La voz de Riose tembló de indignación.
—¿Quiere decir que ese arte suyo predice que yo atacaré la Fundación y perderé tal y cual batalla por tal y cual motivo? ¿Está tratando de decirme que soy un necio robot que sigue un curso predestinado a la destrucción?
—No —replicó el viejo patricio con voz dura—. Ya le he dicho que esa ciencia no sirve para actos individuales. Es el conjunto, el vasto telón de fondo, lo que ha sido previsto.

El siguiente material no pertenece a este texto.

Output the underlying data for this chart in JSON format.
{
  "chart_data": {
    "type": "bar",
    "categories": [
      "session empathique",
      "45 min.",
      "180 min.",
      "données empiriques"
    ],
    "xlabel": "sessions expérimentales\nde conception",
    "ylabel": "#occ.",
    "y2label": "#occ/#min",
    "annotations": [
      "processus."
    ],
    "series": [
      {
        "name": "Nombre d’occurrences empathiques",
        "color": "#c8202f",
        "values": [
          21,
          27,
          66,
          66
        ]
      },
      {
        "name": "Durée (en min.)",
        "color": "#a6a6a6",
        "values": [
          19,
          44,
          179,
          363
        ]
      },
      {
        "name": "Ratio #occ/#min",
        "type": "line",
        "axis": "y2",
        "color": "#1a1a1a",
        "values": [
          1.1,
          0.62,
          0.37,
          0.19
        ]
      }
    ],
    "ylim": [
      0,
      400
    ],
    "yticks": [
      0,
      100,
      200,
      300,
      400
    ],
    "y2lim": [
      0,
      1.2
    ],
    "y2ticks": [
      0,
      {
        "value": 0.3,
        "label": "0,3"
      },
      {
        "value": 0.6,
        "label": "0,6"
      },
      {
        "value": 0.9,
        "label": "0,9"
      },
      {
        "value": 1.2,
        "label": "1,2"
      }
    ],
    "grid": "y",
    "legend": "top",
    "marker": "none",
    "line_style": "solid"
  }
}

—Así que nos hallamos dentro del potente puño de la Diosa de la Necesidad Histórica.
—De la Necesidad Psicohistórica —corrigió suavemente Barr.
—¿Y si yo ejerzo mi prerrogativa de libre albedrío? ¿Y si decido atacar el año próximo, o no atacar nunca? ¿Hasta qué punto es flexible la Diosa? ¿Hasta dónde llegan sus recursos?
Barr se encogió de hombros.
—Ataque ahora o nunca, con una sola nave o con todo el poderío del Imperio, con la fuerza militar o con la presión económica, con una abierta declaración de guerra o con una emboscada traidora. Actúe como quiera y ejercite hasta el máximo su libre albedrío. Perderá de todos modos.
—¿Debido a la mano muerta de Hari Seldon?
—Debido a la mano muerta de las matemáticas de la conducta humana, que no pueden detenerse, ni desviarse, ni demorarse…
Se miraron el uno al otro en un punto muerto, hasta que el general retrocedió un paso y dijo sencillamente:
—Acepto el desafío. Será una mano muerta contra una voluntad viva.